Adding a new key as verification method to a DID is performed by calling the setCap() method for that key, with the capability that corresponds to the desired method (see table above).

Removing a verification method

Removing a verification method is like adding one, with a zero value for the startDate parameter.

Adding a controller

Adding a new key as verification method to a DID is performed by calling the setCap() method for that key, with a capability of devicemanager.

Removing a controller

Removing a controller from a DID is performed by calling the setCap() method for that key, with a capability of devicemanager and a zero value for the startDate parameter.

Delete (Revoke)

The delete operation is not currently supported. However, for must use cases it is sufficient to stop using a given DID, authenticating as that DID, or providing private or public information about it.

Security Considerations

This section discusses identified possible attacks to the DID method described in this document.

EVM node spoofing

An attacker with access to the verifier's infrastructure could expose a fake node that would provide the verifier with wrong information about a DID.

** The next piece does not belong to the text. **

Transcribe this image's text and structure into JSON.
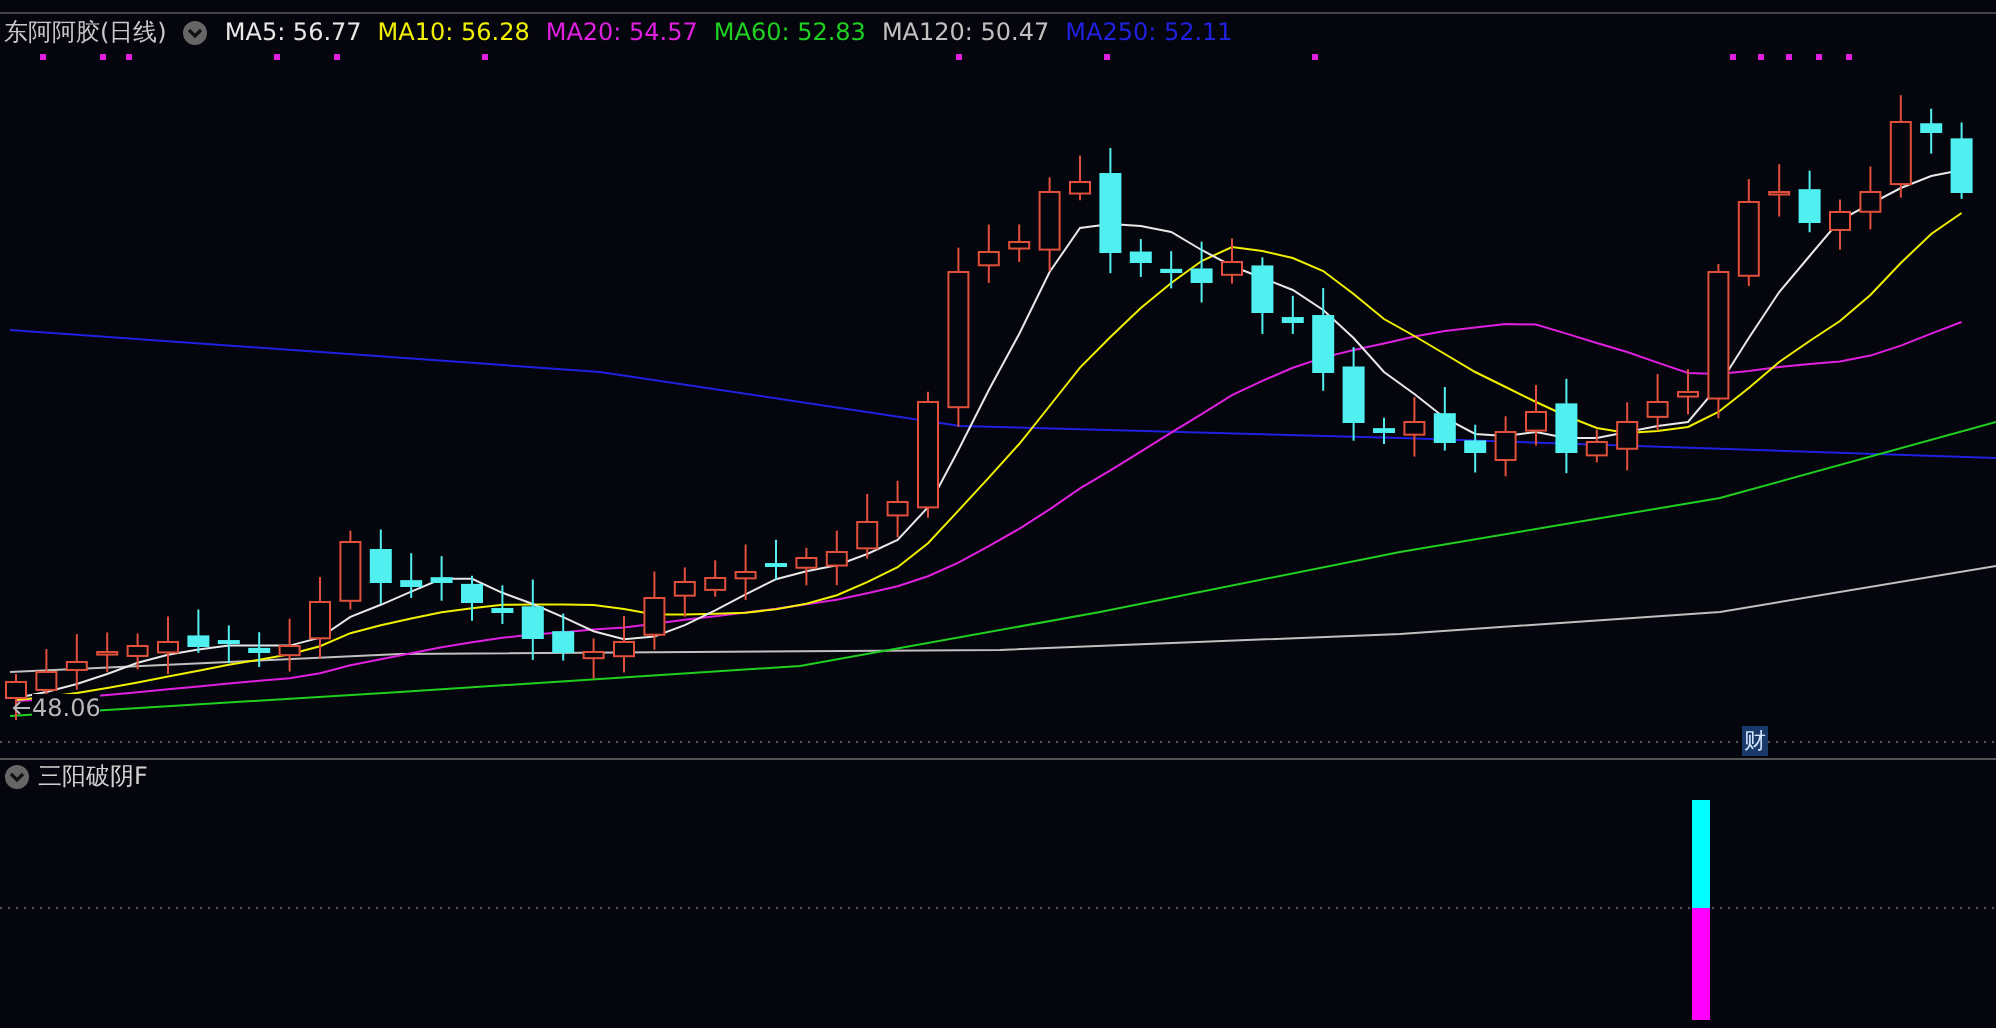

The attacker could also use that position to perform a denial-of-service attack by silently dropping DID update requests.

To mitigate that risk, the verifier should ensure integrity of the node by following best practices of sensitive infrastructure protection, including control of physical access, control of remote access, routine integrity checks, intrusion detection, etc.

Unprotected keys

Insufficiently protected private keys with access to a DID could lead to unwanted changes to the target DID. To mitigate that risk, it is recommended to follow best practices to protect private cryptographic material.

Unsecure ledger

There are a number of risks associated to the use of any fragile Ethereum-like network. Such networks can include:

In such cases, the validity of transactions is not guaranteed, and denial-of-service attacks can take place, leading to dropped updates, or even the disappearance of the DIDs altogether.

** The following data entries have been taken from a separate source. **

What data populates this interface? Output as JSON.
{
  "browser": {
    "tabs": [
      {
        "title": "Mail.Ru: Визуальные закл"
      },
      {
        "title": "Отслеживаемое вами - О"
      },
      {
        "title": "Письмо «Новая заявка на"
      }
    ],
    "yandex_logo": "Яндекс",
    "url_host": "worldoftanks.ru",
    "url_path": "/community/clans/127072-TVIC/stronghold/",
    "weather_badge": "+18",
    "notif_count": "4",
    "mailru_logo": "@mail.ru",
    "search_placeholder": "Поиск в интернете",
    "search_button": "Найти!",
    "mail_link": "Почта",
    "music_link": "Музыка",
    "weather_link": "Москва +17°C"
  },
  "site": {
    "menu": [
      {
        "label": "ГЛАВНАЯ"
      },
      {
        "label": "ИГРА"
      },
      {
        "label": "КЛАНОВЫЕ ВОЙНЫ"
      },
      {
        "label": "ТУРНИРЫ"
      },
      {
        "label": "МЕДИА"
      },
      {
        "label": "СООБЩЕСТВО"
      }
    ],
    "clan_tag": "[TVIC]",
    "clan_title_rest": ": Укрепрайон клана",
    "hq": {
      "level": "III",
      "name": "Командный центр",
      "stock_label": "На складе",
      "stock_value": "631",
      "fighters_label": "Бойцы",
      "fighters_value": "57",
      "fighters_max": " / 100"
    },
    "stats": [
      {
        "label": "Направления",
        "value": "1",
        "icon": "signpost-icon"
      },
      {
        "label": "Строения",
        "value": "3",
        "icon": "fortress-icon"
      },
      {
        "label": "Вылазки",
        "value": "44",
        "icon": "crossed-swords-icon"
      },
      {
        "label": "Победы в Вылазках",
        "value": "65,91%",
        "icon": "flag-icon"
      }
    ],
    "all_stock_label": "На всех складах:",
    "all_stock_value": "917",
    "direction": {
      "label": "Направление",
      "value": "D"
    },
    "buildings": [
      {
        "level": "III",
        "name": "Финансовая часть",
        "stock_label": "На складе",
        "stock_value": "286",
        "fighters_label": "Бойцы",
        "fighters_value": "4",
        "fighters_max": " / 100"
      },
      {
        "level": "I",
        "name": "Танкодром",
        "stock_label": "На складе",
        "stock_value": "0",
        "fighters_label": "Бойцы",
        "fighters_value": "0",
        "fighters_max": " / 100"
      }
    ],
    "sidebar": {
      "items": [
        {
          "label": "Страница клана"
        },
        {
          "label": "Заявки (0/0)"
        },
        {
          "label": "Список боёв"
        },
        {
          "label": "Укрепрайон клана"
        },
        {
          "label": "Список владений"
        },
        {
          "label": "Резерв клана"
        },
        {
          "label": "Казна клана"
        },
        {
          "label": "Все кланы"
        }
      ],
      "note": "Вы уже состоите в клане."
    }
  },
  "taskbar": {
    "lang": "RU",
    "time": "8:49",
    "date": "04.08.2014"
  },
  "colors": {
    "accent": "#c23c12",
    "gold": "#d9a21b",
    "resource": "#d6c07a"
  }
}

To mitigate that risk, it is recommended to store DIDs on a stable ledger with strong guarantees of continued existence.

Flawed smart contracts

This method doesn't define a specific logic of the smart contracts to be used. Particularly, the IdentityManager contract's logic can be adapted to specific needs.

Because of that, an attacker who would be able to place or identify voluntary or involuntary flaws in the smart contracts could use them to trick DID verifiers and DID owners into utilizing unsecure DIDs.

To mitigate that risk, it is recommended that the smart contracts be audited against security vulnerabilities before being put to critical use.

Privacy Considerations

Please keep in mind that this DID method stores keys and DIDs on an immutable ledger. Before creating or updating a DID, the controller should thus ensure that the keys and DIDs are not subject to privacy protection rules such as GDPR.

Beside keys and DIDs, no other information is stored into the ledger, so no further privacy concerns have been identified.